THE South African pianist Abdullah Ibrahim played so quietly at his Royal Festival Hall concert that he seemed to be accompanied not only by the bass and drums of his own trio but by an orchestra of coughs from the audience. In a virtuoso performance of a type encountered only rarely outside the school assembly hall, the acoustics of the venue fairly fibrillated with the sound of thousands of throats being cleared in what must have been an instinctive nervous response to Ibrahim's very piano piano. Playing in a tent at Womad the previous night, the master had been forced reluctantly to turn up the volume knob, but here he remained as quiet as a mouse almost throughout.

Ibrahim has been playing like this for years now, with the result that you often hear the intestinal rumblings of the person sitting next to you more than you hear the music. In part, it's a fitting acoustic analogue to his austere, meditative approach (though in the past, he used to bash the keys good and proper), forcing the audience really to concentrate and listen. It's a kind of wily stagecraft: if we grow accustomed to the near-silence of the early numbers, then the heavy rumblings from the keyboard in the closing sequence will be all the more effective. And they are. By the end we were all caught up in Ibrahim's spell, and he left the stage to thunderous applause.

There remained a suspicion, however, that Ibrahim's velvet-glove approach might conceal a diminishing technique. His once harshly percussive style has been replaced by what too often sounds like tentative noodlings in the narrow band-width of the piano's middle registers, and even his familiar repertoire of hymn-like, deeply emotional compositions was only rarely apparent. The band - with the superb drummer George Gray, and Beldon Bullock on bass - were like greyhounds straining at Ibrahim's very tight leash. Gray got a run around the park once or twice, mixing his Township shuffle- rhythms with some almost drum-and-bass snare patterns, but he mostly had to restrict his inventiveness to some nifty drumstick twirling.

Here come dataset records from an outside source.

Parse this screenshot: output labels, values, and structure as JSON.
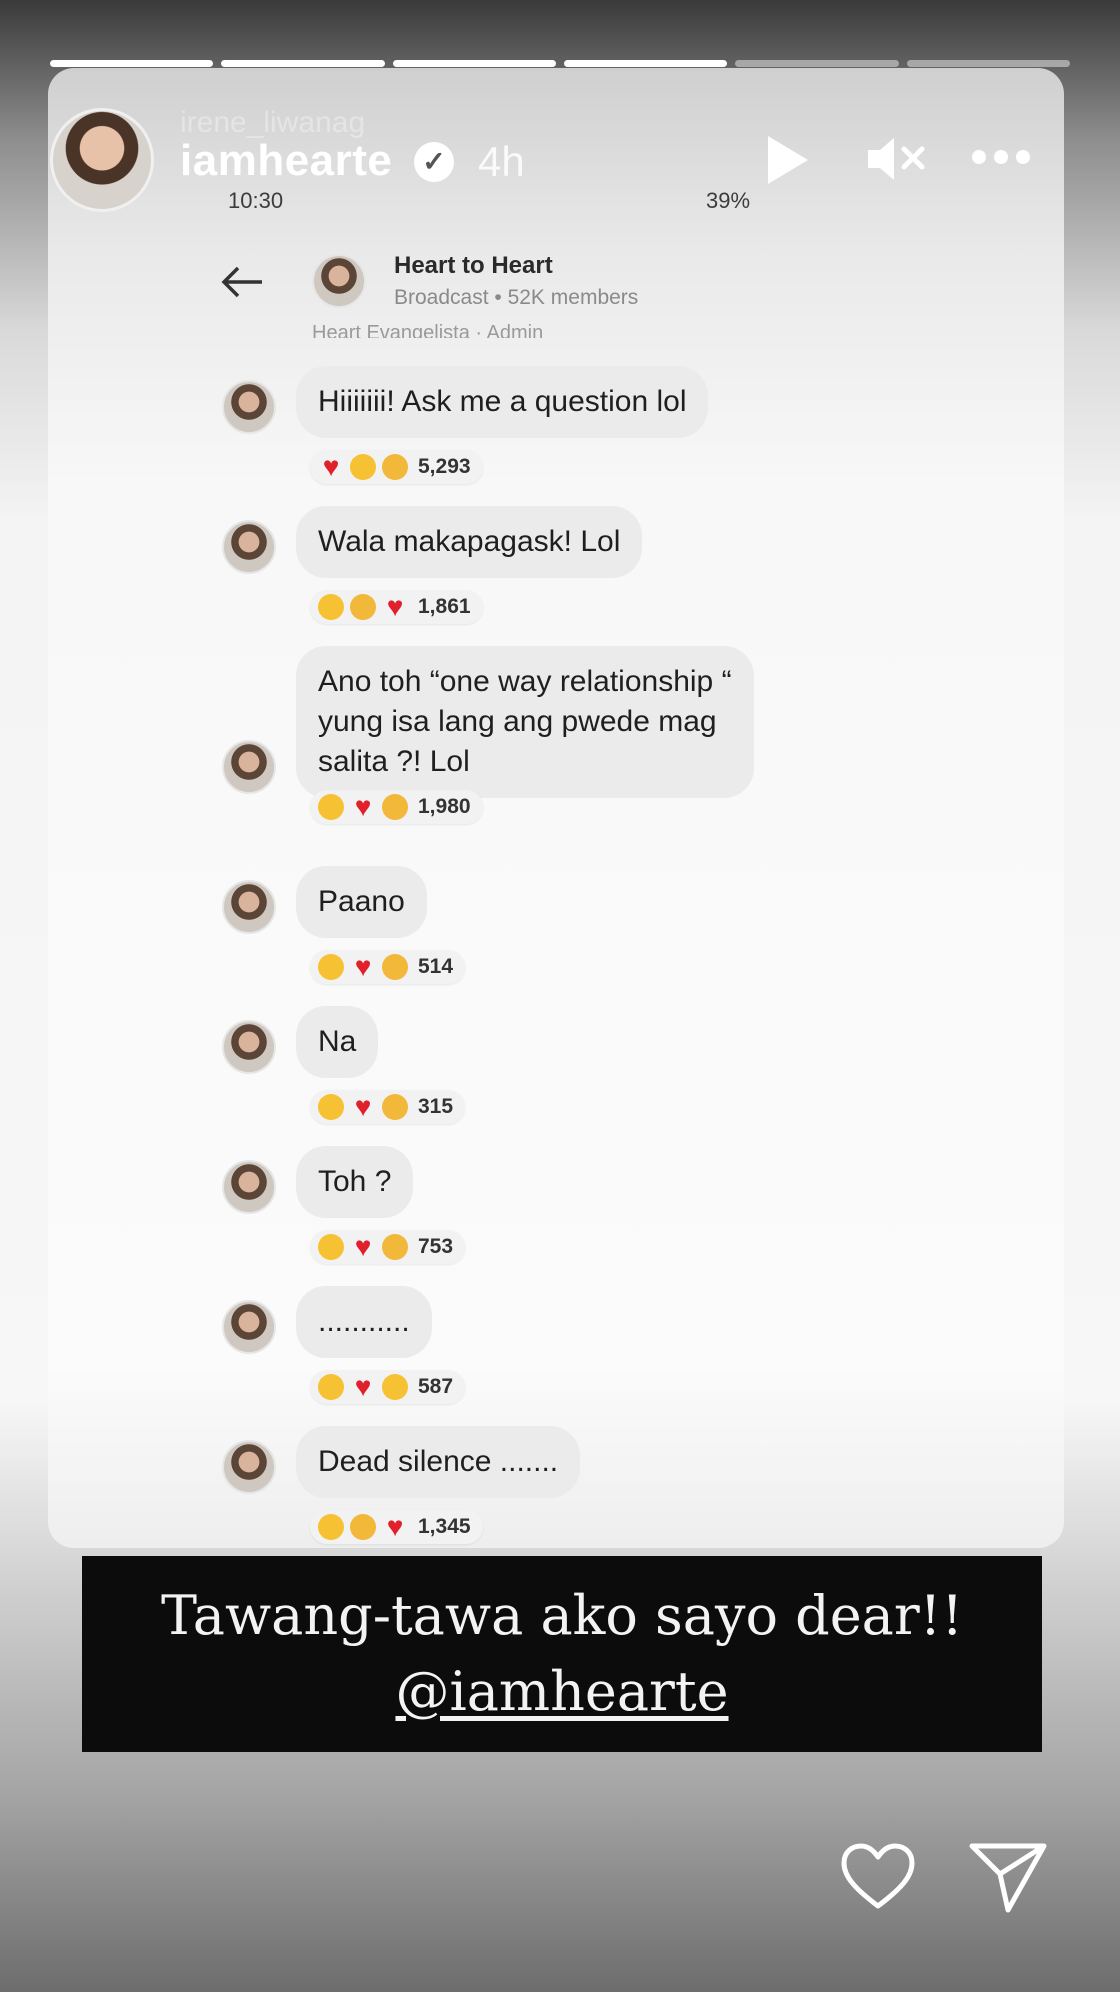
{
  "story": {
    "progress_segments": [
      1,
      1,
      1,
      1,
      0,
      0
    ],
    "ghost_username": "irene_liwanag",
    "username": "iamhearte",
    "time_ago": "4h"
  },
  "screenshot": {
    "status_time": "10:30",
    "status_right": "39%",
    "chat_title": "Heart to Heart",
    "chat_subtitle": "Broadcast • 52K members",
    "cutoff_line": "Heart Evangelista · Admin",
    "messages": [
      {
        "text": "Hiiiiiii! Ask me a question lol",
        "reactions": [
          "heart",
          "laugh",
          "sad"
        ],
        "count": "5,293"
      },
      {
        "text": "Wala makapagask! Lol",
        "reactions": [
          "laugh",
          "sad",
          "heart"
        ],
        "count": "1,861"
      },
      {
        "text_lines": [
          "Ano toh “one way relationship “",
          "yung isa lang ang pwede mag",
          "salita ?! Lol"
        ],
        "reactions": [
          "laugh",
          "heart",
          "sad"
        ],
        "count": "1,980"
      },
      {
        "text": "Paano",
        "reactions": [
          "laugh",
          "heart",
          "sad"
        ],
        "count": "514"
      },
      {
        "text": "Na",
        "reactions": [
          "laugh",
          "heart",
          "sad"
        ],
        "count": "315"
      },
      {
        "text": "Toh ?",
        "reactions": [
          "laugh",
          "heart",
          "sad"
        ],
        "count": "753"
      },
      {
        "text": "...........",
        "reactions": [
          "laugh",
          "heart",
          "laugh"
        ],
        "count": "587"
      },
      {
        "text": "Dead silence .......",
        "reactions": [
          "laugh",
          "sad",
          "heart"
        ],
        "count": "1,345"
      }
    ]
  },
  "caption": {
    "line1": "Tawang-tawa ako sayo dear!!",
    "mention": "@iamhearte"
  },
  "icons": {
    "play": "play-icon",
    "mute": "mute-icon",
    "more": "more-icon",
    "like": "heart-icon",
    "share": "send-icon",
    "back": "back-arrow-icon"
  }
}
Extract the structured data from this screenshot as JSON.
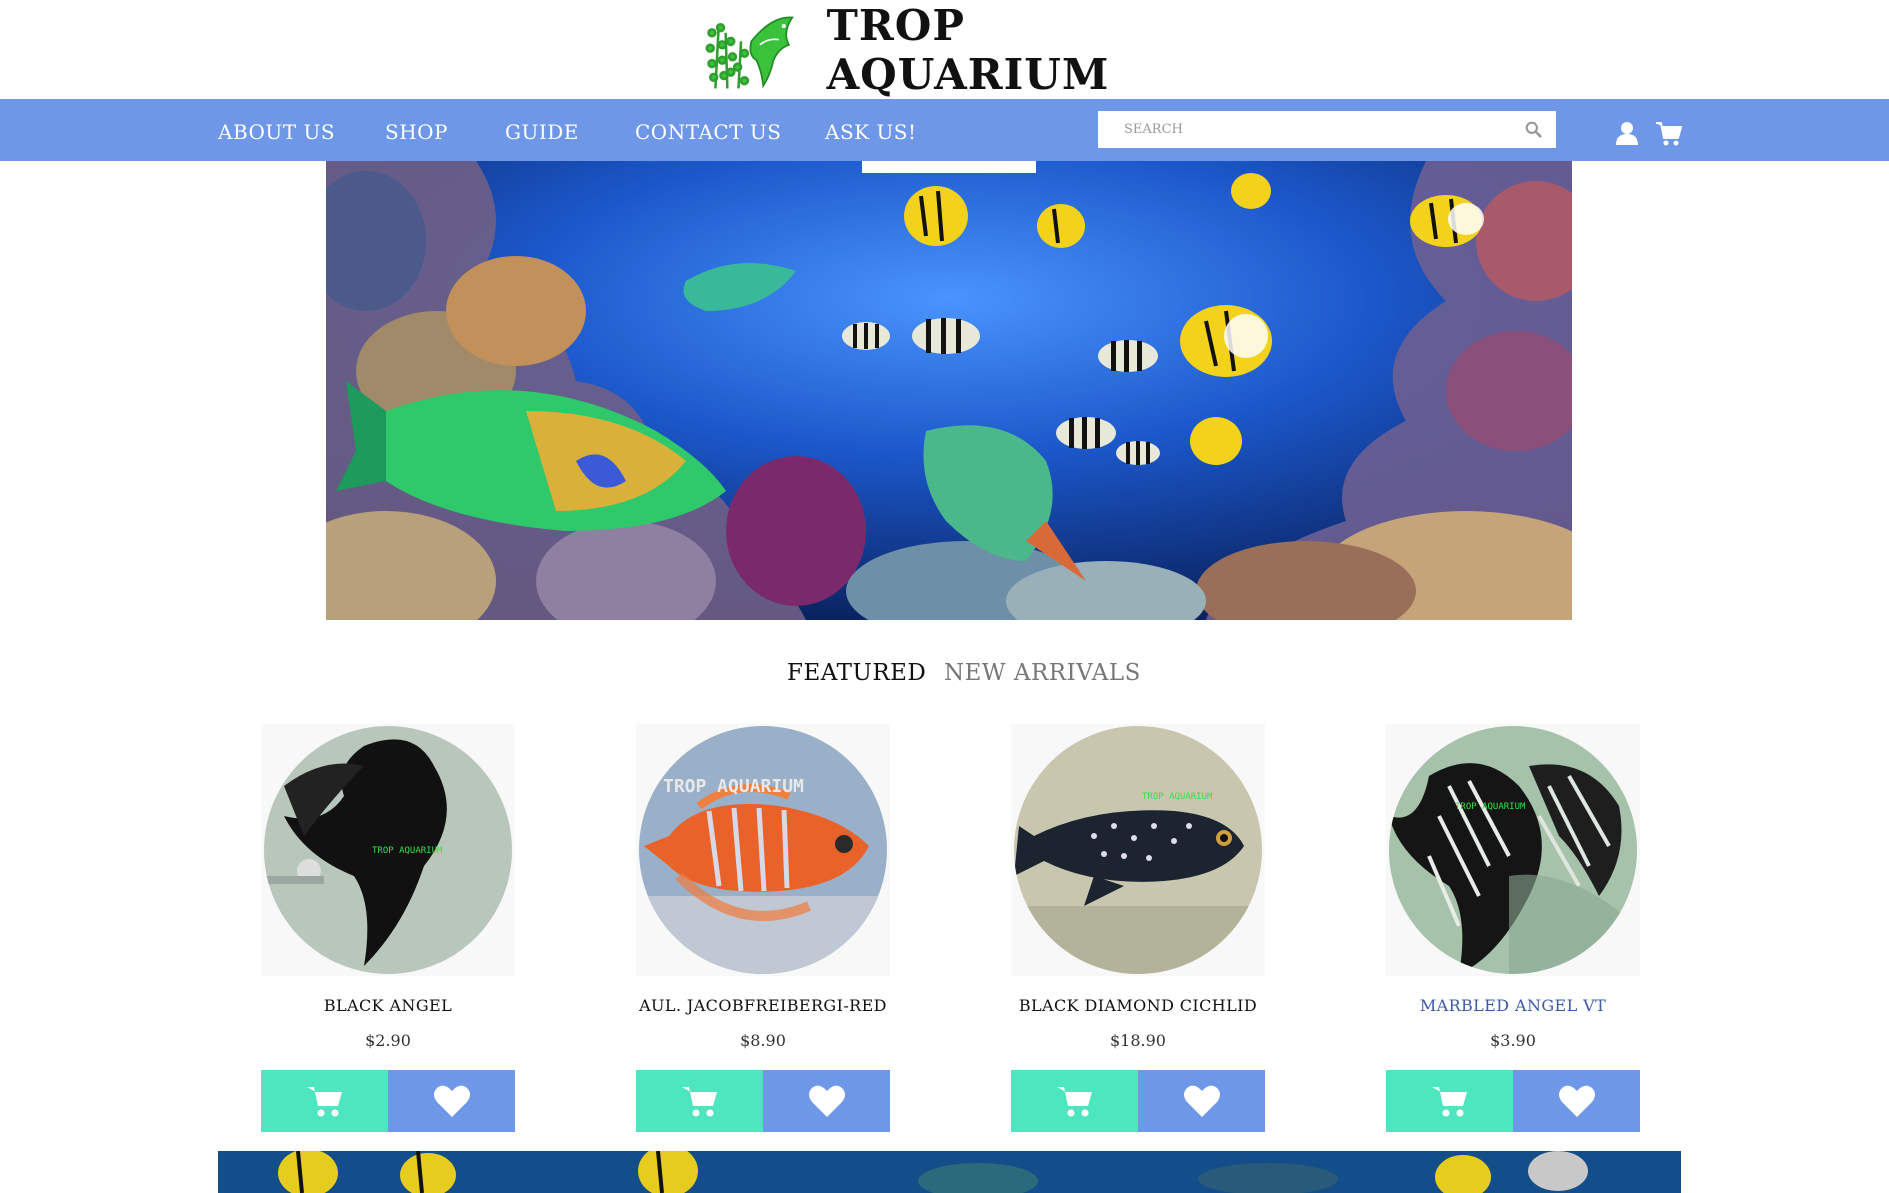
{
  "brand": {
    "name": "TROP AQUARIUM"
  },
  "nav": {
    "items": [
      "ABOUT US",
      "SHOP",
      "GUIDE",
      "CONTACT US",
      "ASK US!"
    ]
  },
  "search": {
    "placeholder": "SEARCH"
  },
  "icons": {
    "search": "search-icon",
    "user": "user-icon",
    "cart": "cart-icon",
    "heart": "heart-icon"
  },
  "tabs": {
    "featured": "FEATURED",
    "new_arrivals": "NEW ARRIVALS"
  },
  "products": [
    {
      "name": "BLACK ANGEL",
      "price": "$2.90",
      "watermark": "TROP AQUARIUM"
    },
    {
      "name": "AUL. JACOBFREIBERGI-RED",
      "price": "$8.90",
      "watermark": "TROP AQUARIUM"
    },
    {
      "name": "BLACK DIAMOND CICHLID",
      "price": "$18.90",
      "watermark": "TROP AQUARIUM"
    },
    {
      "name": "MARBLED ANGEL VT",
      "price": "$3.90",
      "watermark": "TROP AQUARIUM"
    }
  ],
  "colors": {
    "nav_bg": "#6f97e8",
    "cart_button": "#4de6bf",
    "wishlist_button": "#6f97e8",
    "logo_green": "#33b53a",
    "link_blue": "#3b5aa8"
  }
}
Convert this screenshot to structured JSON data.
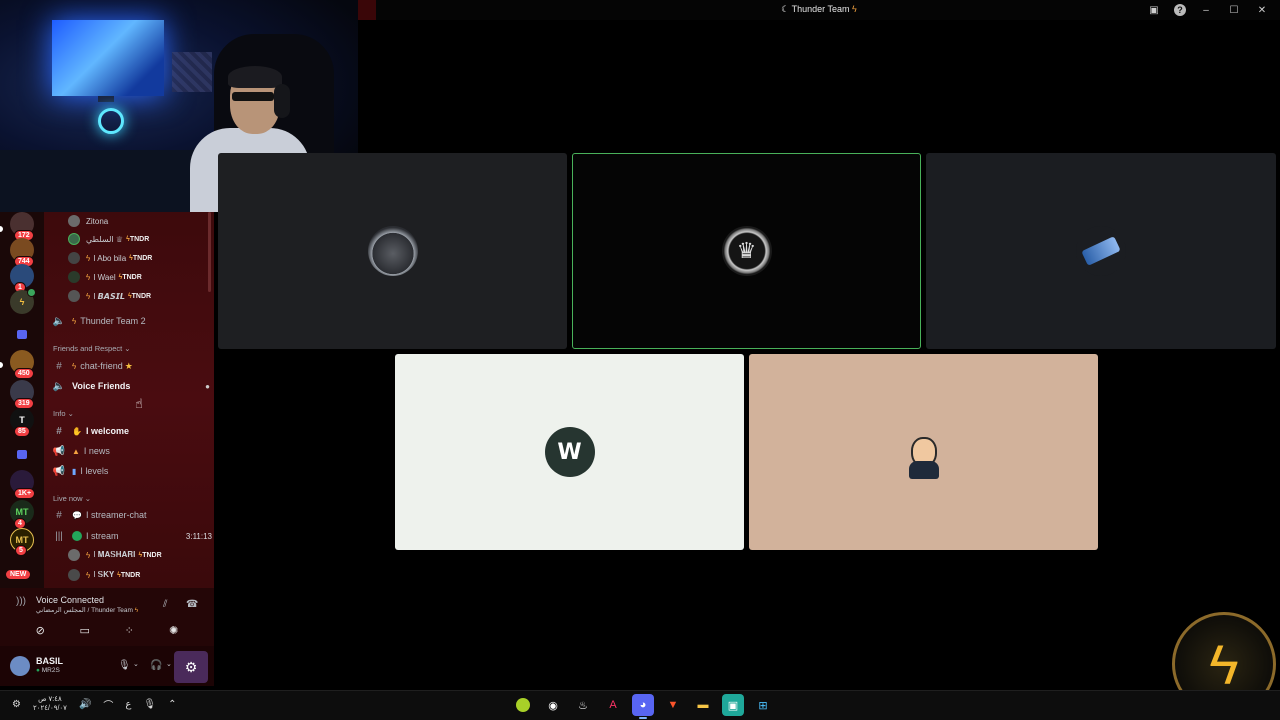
{
  "window": {
    "title": "Thunder Team",
    "title_icon_left": "crescent-icon",
    "title_icon_right": "lightning-icon"
  },
  "server_rail": {
    "badges": [
      "172",
      "744",
      "1",
      "450",
      "319",
      "85",
      "1K+",
      "4",
      "5"
    ],
    "new_label": "NEW",
    "server_letters": [
      "T",
      "MT",
      "MT"
    ]
  },
  "channels": {
    "members_top": [
      {
        "name": "Zitona",
        "tag": ""
      },
      {
        "name": "السلطي ♕",
        "tag": "TNDR"
      },
      {
        "name": "I Abo bila",
        "tag": "TNDR"
      },
      {
        "name": "I Wael",
        "tag": "TNDR"
      },
      {
        "name": "I 𝘽𝘼𝙎𝙄𝙇",
        "tag": "TNDR"
      }
    ],
    "voice_thunder2": "Thunder Team 2",
    "category_friends": "Friends and Respect",
    "chat_friend": "chat-friend",
    "voice_friends": "Voice Friends",
    "category_info": "Info",
    "welcome": "I welcome",
    "news": "I news",
    "levels": "I levels",
    "category_live": "Live now",
    "streamer_chat": "I streamer-chat",
    "stream": "I stream",
    "stream_timer": "3:11:13",
    "members_stream": [
      {
        "name": "I 𝐌𝐀𝐒𝐇𝐀𝐑𝐈",
        "tag": "TNDR"
      },
      {
        "name": "I 𝐒𝐊𝐘",
        "tag": "TNDR"
      }
    ]
  },
  "voice_panel": {
    "status": "Voice Connected",
    "subtitle": "المجلس الرمضاني / Thunder Team"
  },
  "user_panel": {
    "username": "BASIL",
    "status": "MR2S"
  },
  "taskbar": {
    "clock_time": "٧:٤٨ ص",
    "clock_date": "٢٠٢٤/٠٩/٠٧",
    "lang": "ع",
    "apps": [
      "tennis-ball-icon",
      "obs-icon",
      "steam-icon",
      "adobe-icon",
      "discord-icon",
      "brave-icon",
      "folder-icon",
      "app-icon",
      "start-icon"
    ]
  },
  "colors": {
    "sidebar_bg": "#3d0a0c",
    "speaking_border": "#49b15a",
    "accent": "#f4a340"
  }
}
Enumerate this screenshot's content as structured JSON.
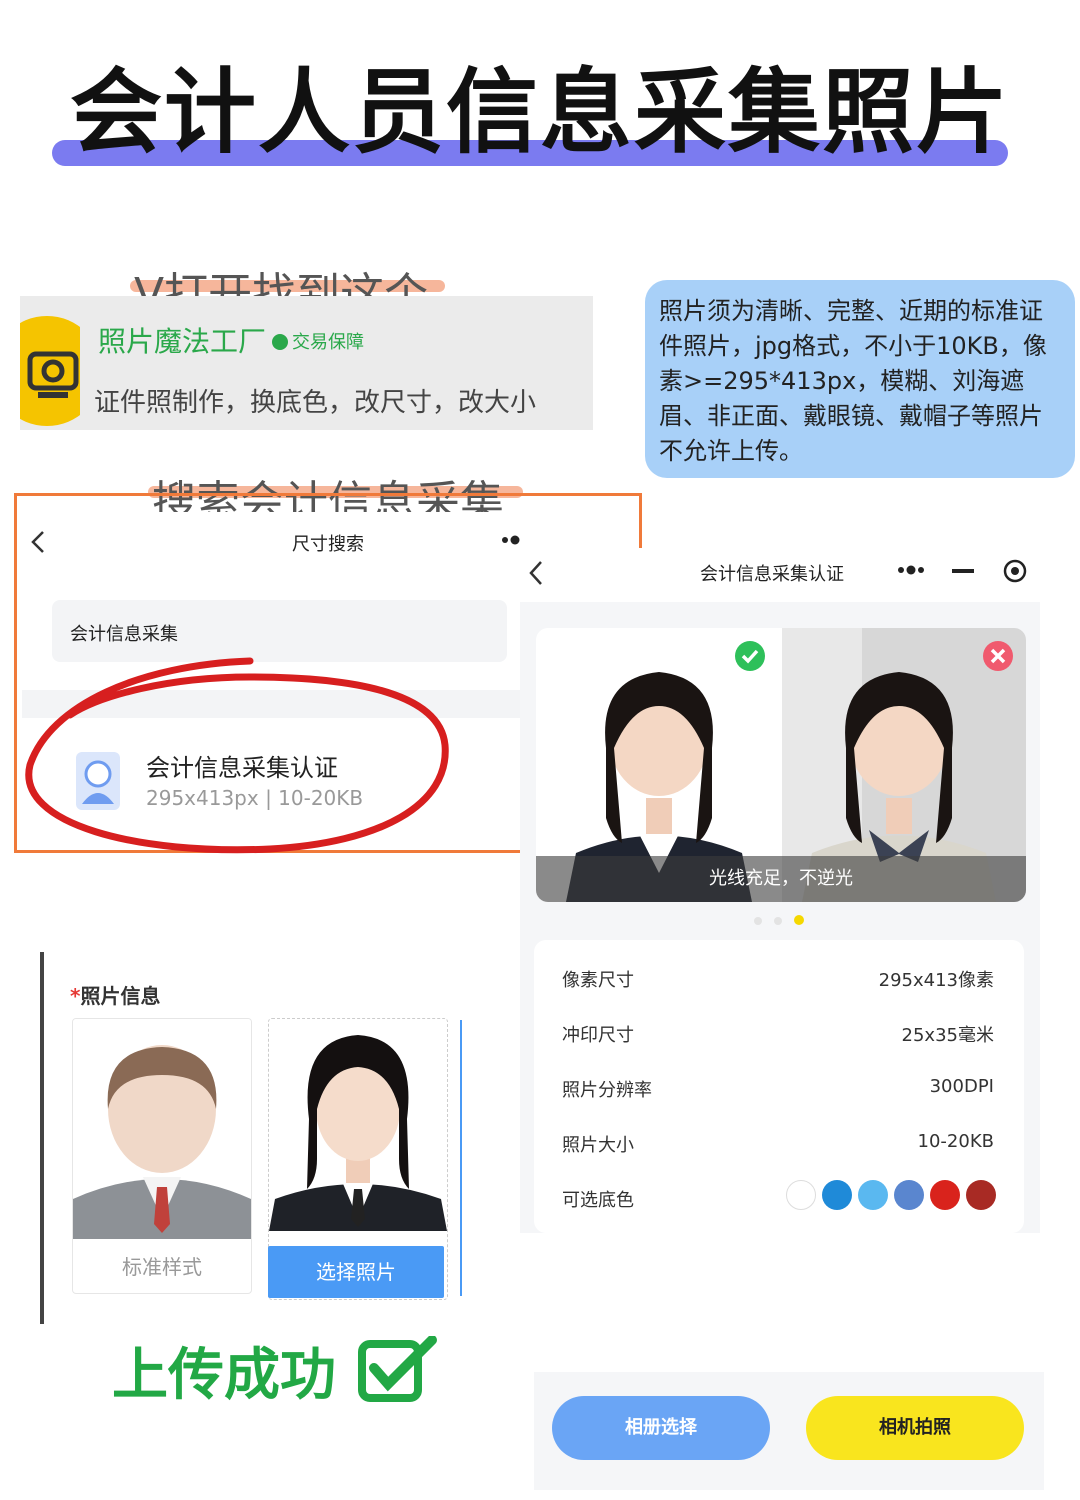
{
  "title": "会计人员信息采集照片",
  "step1": {
    "label": "V打开找到这个"
  },
  "mini_program": {
    "name": "照片魔法工厂",
    "badge": "交易保障",
    "desc": "证件照制作，换底色，改尺寸，改大小"
  },
  "note": "照片须为清晰、完整、近期的标准证件照片，jpg格式，不小于10KB，像素>=295*413px，模糊、刘海遮眉、非正面、戴眼镜、戴帽子等照片不允许上传。",
  "step2": {
    "label": "搜索会计信息采集"
  },
  "search_screen": {
    "nav_title": "尺寸搜索",
    "query": "会计信息采集",
    "result_title": "会计信息采集认证",
    "result_sub": "295x413px | 10-20KB"
  },
  "auth_screen": {
    "nav_title": "会计信息采集认证",
    "caption": "光线充足，不逆光",
    "info": [
      {
        "label": "像素尺寸",
        "value": "295x413像素"
      },
      {
        "label": "冲印尺寸",
        "value": "25x35毫米"
      },
      {
        "label": "照片分辨率",
        "value": "300DPI"
      },
      {
        "label": "照片大小",
        "value": "10-20KB"
      },
      {
        "label": "可选底色",
        "value": ""
      }
    ],
    "bg_colors": [
      "#ffffff",
      "#1f8ad8",
      "#5ab8f0",
      "#5a86cf",
      "#d9231c",
      "#a82a24"
    ],
    "btn_album": "相册选择",
    "btn_camera": "相机拍照"
  },
  "upload": {
    "star": "*",
    "title": "照片信息",
    "sample_label": "标准样式",
    "choose_label": "选择照片",
    "success": "上传成功"
  },
  "colors": {
    "accent_green": "#22a845",
    "accent_blue": "#4a9af5",
    "accent_yellow": "#f9e51e",
    "orange": "#f07a3a"
  }
}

At the end, it was hard not to be moved, for Ibrahim's music - almost uniquely in contemporary jazz - is always likely to tug at the heart-strings and the tear-ducts. But for real noise, energy and joy we had to wait for the 10-strong vocal group Ladysmith Black Mbazo who both ended and stole the show. Famous for the song "Homeless" from Paul Simon's Graceland, the group combine close harmony singing in the Zulu tradition with knock- 'em-dead choreography. If the performance perhaps promised to be a bit on the worthy side, it turned out to be a barrel of laughs. Gorgeous singing, athletic high kicks, and a pleasingly democratic approach to the hierarchy expected from either a choir or a chorus-line combined to make Ladysmith Black Mbazo a huge hit. After the three encores, you left the hall with a spring in your step and a lump in your throat; not a bad combination.